As alarming as these three cases are, it’s worth noting that Pennridge is far from an outlier. In a nationwide survey from the American Association of University Women (AAUW), 81 percent of students in grades 8-11 reported experiencing sexual harassment during their school lives. A wave of activism and high-profile lawsuits over the past few years have spurred many colleges and universities to improve their Title IX programs. The same has yet to happen for K-12. According to Brodsky, many schools aren’t even aware of what their Title IX responsibilities actually are.
Compounding the issue, there’s basically no accountability for high schools and middle schools. While the “stick” used to enforce Title IX is the revocation of federal funds, there has yet to be one school district where this has actually happened due to a sexual assault-related failure to enforce Title IX. The lack of viable penalties perpetuates Title IX non-compliance, as does silence.
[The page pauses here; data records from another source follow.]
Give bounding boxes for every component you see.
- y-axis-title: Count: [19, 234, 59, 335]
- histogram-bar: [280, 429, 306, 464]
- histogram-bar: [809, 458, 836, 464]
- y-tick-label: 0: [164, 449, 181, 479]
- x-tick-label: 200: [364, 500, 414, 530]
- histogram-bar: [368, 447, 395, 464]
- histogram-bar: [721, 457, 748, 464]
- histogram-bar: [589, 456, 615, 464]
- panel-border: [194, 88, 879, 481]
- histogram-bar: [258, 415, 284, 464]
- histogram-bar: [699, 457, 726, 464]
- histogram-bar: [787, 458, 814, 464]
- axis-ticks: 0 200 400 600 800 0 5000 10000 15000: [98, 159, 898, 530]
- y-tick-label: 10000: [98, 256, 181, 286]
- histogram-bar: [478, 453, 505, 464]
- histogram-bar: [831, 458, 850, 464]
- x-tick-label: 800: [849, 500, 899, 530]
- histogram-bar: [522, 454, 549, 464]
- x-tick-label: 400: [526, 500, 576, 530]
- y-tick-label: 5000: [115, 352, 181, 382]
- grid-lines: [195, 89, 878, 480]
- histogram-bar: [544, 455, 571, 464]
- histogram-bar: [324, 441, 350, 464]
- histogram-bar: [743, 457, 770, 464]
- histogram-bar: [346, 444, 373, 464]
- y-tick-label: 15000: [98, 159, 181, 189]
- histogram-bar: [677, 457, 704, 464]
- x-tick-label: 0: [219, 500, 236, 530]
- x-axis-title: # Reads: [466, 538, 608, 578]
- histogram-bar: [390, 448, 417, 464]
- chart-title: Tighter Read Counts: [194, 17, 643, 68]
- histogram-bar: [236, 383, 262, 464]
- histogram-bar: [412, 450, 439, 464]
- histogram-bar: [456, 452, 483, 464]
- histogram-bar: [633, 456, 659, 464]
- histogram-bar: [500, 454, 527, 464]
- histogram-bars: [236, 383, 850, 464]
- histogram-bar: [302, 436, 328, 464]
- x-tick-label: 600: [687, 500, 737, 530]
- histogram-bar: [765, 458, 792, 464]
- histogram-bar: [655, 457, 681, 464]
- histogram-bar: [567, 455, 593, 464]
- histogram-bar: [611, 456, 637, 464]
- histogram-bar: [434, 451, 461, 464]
Far too often, schools only take meaningful action when threatened with legal action or when members of the community raise a ruckus.
Another challenge is that drawing more attention to themselves is often the last thing people who have experienced sexual violence and harassment want to do. A prolonged fight with a school district can be just as traumatizing as the incident itself, and so sexual assault survivors often leave school, switch schools, or back down, and the problem continues. A student might see how their school treated other students, like Darbi and Modupe, and decide that coming forward is not worth it—a “chilling effect.”
It takes a rare student who is willing to stand up against their school, which may incite the wrath of the community and create an environment that feels even more hostile and isolating than it did before. For some, like Modupe, Darbi, and now Jane Doe, the personal cost is worth it.
“These last three years have felt like no matter what I do to try and save my high school experience, it gets diminished within seconds because someone doesn't do their job,” Darbi said. “It's going to be a hell of a fight I'm sure, but I don't intend on giving up until I know the next Darbi Goodwin who goes to the school is not going to get neglected the way that I did.”